LTE is a fully packetized 4G air interface for cellular communication. An eNodeB is the cell base station of an LTE wireless communication network. A source eNodeB is an eNodeB serving as an LTE access point for a user equipment. User equipment may be a smart phone, tablet, personal computer, or any processing device with an LTE transceiver. A neighbor eNodeB is an eNodeB that sends LTE signals that are received by a user equipment that has a different source eNodeB. A source eNodeB may decide on a handover of a user equipment to a target eNodeB that the source eNodeB selects.
The decision to initiate a handover is made by identifying a neighbor eNodeB that has a stronger signal than the source eNodeB. The source eNodeB delegates to user equipment the measuring of strength of signals sent from neighbors. The source eNodeB accomplishes this delegation of measurement in two steps. First the source eNodeB sends the user equipment a measurement control message. This message has threshold conditions that tell the user equipment when to upload signal strength measurements. The user equipment repeatedly measures the strength of signals sent from source eNodeB and neighbor eNodeBs. When the user equipment detects that a signal strength measurement crosses a threshold condition, the user equipment sends to the source eNodeB a measurement report that bears strength measurements of signals sent from eNodeBs.

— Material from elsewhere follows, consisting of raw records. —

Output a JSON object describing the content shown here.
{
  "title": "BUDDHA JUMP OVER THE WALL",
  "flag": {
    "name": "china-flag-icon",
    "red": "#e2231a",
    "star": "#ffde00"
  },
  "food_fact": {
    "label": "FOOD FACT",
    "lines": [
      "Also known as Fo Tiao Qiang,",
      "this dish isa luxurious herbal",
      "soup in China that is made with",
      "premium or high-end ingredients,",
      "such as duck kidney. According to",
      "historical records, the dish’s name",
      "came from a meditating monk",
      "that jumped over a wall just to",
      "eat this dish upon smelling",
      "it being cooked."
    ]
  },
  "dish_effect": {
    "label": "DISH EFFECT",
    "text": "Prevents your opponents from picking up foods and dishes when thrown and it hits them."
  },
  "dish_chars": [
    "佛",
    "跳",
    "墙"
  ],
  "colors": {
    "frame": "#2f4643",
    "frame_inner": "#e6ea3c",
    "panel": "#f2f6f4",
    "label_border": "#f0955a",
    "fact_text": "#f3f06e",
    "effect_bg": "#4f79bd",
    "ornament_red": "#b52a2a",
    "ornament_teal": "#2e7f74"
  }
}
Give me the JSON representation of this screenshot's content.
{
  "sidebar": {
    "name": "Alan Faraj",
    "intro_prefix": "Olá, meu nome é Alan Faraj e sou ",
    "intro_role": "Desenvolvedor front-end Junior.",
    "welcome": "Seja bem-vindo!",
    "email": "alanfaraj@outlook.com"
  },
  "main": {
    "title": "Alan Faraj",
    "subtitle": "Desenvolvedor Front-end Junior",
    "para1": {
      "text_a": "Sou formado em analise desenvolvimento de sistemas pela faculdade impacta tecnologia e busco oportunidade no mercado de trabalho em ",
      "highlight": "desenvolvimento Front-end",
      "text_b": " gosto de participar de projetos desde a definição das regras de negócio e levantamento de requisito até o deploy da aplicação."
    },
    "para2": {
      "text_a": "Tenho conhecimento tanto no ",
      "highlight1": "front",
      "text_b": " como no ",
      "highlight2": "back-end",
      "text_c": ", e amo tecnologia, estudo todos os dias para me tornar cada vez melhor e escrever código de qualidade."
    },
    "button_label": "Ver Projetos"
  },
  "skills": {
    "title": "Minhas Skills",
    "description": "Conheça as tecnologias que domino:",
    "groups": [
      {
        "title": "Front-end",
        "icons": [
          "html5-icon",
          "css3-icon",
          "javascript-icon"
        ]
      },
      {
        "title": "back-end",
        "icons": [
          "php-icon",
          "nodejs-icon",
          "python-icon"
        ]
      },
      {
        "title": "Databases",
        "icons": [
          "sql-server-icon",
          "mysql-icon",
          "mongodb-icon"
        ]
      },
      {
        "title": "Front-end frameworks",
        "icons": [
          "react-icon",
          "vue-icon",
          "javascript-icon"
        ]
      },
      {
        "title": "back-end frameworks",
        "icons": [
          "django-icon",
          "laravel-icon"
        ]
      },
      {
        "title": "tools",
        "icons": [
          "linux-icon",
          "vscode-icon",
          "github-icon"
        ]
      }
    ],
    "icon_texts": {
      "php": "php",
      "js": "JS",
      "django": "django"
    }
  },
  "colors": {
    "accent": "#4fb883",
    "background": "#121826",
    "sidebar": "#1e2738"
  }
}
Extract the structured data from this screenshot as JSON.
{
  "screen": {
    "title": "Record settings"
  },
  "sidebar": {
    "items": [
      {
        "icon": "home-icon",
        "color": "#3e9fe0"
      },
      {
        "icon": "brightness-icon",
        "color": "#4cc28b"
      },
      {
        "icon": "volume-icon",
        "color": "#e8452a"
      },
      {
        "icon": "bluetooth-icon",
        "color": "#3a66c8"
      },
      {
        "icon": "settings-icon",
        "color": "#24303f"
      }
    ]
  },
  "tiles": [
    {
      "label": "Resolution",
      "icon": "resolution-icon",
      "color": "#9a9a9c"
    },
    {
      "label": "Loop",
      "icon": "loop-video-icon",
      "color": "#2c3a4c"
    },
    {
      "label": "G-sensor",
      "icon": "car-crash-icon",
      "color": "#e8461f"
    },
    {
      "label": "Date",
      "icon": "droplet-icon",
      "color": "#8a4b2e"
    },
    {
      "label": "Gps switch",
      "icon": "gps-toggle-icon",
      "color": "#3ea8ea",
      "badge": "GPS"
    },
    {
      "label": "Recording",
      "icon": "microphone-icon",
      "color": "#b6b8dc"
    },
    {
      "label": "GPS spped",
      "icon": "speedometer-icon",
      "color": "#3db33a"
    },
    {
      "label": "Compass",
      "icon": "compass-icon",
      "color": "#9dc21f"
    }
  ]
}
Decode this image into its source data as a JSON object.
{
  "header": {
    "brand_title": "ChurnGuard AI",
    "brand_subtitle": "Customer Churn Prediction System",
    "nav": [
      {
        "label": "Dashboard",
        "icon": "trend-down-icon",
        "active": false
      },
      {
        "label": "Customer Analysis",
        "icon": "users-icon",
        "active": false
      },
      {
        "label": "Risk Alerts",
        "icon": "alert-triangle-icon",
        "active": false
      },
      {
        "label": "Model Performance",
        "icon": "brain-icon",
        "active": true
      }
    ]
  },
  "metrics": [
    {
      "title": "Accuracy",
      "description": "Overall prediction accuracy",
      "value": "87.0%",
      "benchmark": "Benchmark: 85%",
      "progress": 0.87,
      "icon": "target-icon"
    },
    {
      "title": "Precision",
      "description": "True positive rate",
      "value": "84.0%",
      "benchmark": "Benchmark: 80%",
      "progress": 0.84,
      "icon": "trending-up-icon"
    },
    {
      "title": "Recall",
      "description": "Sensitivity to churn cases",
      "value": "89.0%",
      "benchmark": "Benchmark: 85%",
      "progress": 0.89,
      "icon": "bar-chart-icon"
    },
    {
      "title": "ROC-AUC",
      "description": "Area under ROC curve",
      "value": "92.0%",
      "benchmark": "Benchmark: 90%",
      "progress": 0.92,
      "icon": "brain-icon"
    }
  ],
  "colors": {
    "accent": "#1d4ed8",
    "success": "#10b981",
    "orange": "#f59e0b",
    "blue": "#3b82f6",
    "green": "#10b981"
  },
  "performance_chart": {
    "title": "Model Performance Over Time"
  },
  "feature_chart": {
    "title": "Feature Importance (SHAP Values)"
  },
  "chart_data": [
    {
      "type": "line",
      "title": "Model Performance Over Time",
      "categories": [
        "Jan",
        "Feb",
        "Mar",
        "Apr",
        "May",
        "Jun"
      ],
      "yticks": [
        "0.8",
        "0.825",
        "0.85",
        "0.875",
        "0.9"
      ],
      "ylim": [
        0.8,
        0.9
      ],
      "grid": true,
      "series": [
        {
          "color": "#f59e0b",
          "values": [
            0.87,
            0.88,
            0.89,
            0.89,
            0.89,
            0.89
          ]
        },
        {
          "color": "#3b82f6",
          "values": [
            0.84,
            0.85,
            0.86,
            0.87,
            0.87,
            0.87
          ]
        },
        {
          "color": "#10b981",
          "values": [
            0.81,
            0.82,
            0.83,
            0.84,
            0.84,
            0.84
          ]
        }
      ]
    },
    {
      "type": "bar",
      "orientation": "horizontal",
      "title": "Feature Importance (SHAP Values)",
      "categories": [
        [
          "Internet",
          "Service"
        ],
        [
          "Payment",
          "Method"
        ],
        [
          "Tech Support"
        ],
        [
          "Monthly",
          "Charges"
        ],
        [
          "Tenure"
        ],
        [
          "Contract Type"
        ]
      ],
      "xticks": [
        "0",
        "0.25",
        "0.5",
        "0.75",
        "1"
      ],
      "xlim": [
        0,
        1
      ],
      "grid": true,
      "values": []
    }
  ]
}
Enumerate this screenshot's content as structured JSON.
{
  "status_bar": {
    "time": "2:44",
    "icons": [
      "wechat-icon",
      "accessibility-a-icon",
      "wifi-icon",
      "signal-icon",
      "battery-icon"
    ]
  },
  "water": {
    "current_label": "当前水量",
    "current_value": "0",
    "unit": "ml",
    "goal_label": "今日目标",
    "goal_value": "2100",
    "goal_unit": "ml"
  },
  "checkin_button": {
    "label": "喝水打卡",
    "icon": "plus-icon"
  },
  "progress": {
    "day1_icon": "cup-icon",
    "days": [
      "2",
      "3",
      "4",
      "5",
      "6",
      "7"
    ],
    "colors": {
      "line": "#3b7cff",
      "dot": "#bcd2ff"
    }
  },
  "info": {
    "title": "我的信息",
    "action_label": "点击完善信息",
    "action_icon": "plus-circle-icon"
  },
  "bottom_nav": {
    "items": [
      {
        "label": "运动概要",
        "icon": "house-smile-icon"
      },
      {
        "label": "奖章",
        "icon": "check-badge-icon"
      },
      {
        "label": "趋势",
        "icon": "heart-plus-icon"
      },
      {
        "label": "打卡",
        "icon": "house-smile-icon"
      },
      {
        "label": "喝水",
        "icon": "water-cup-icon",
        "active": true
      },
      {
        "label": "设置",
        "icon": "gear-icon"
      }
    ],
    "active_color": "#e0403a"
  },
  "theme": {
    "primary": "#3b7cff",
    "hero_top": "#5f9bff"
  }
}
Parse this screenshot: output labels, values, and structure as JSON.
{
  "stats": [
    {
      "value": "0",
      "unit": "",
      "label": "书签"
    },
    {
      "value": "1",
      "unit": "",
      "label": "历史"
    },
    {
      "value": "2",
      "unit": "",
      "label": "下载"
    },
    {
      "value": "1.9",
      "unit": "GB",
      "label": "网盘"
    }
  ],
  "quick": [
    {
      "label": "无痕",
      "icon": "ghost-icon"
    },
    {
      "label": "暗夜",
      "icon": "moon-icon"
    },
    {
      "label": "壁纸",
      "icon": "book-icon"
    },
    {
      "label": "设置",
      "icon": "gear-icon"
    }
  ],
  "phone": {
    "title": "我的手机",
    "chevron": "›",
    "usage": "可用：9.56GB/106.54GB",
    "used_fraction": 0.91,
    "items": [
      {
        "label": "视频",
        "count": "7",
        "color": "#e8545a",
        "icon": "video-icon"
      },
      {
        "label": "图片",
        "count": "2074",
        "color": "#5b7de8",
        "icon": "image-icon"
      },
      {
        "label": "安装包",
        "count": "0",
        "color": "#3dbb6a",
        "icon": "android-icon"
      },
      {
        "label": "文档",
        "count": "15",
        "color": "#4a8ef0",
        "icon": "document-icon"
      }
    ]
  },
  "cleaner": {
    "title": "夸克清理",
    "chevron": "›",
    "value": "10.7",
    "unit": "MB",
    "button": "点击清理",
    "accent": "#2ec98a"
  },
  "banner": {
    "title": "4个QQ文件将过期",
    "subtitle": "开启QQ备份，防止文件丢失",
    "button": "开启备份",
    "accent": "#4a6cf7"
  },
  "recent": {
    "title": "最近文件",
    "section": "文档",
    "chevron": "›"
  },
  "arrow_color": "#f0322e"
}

The source eNodeB receives and analyzes the measurement report to decide whether to handover the user equipment to another eNodeB. The source eNodeB also analyzes the measurement report to select which neighbor eNodeB should be the target of the handover. It is suboptimal to select a target eNodeB based solely on measurement reports. This is likely to saturate some eNodeBs and underutilize others. For example a well-placed eNodeB with line of sight to many user equipment may be selected too often as the target of a handover. The well-placed eNodeB would become saturated with many user equipment. To help with load balancing a source eNodeB should consider how loaded are neighbor eNodeBs.
There may be several ways and dimensions for measuring how loaded is a neighbor eNodeB. The load on an eNodeB may determine outcomes such as voice quality or handover success. For example during a handover a target eNodeB needs a spare contention-free preamble to assign to the arriving user equipment. If the target eNodeB is saturated and lacks a spare contention-free preamble, then the user equipment must use a contention-based preamble as a fallback tactic. This fallback tactic is slower and less reliable, so the handover is more likely to fail or cause a brief audible aberration. A source eNodeB that ignores the preamble usage of its neighbors might be less able to balance load within the cellular network. This may jeopardize the quality of service of a voice call being handed over to a saturated target eNodeB.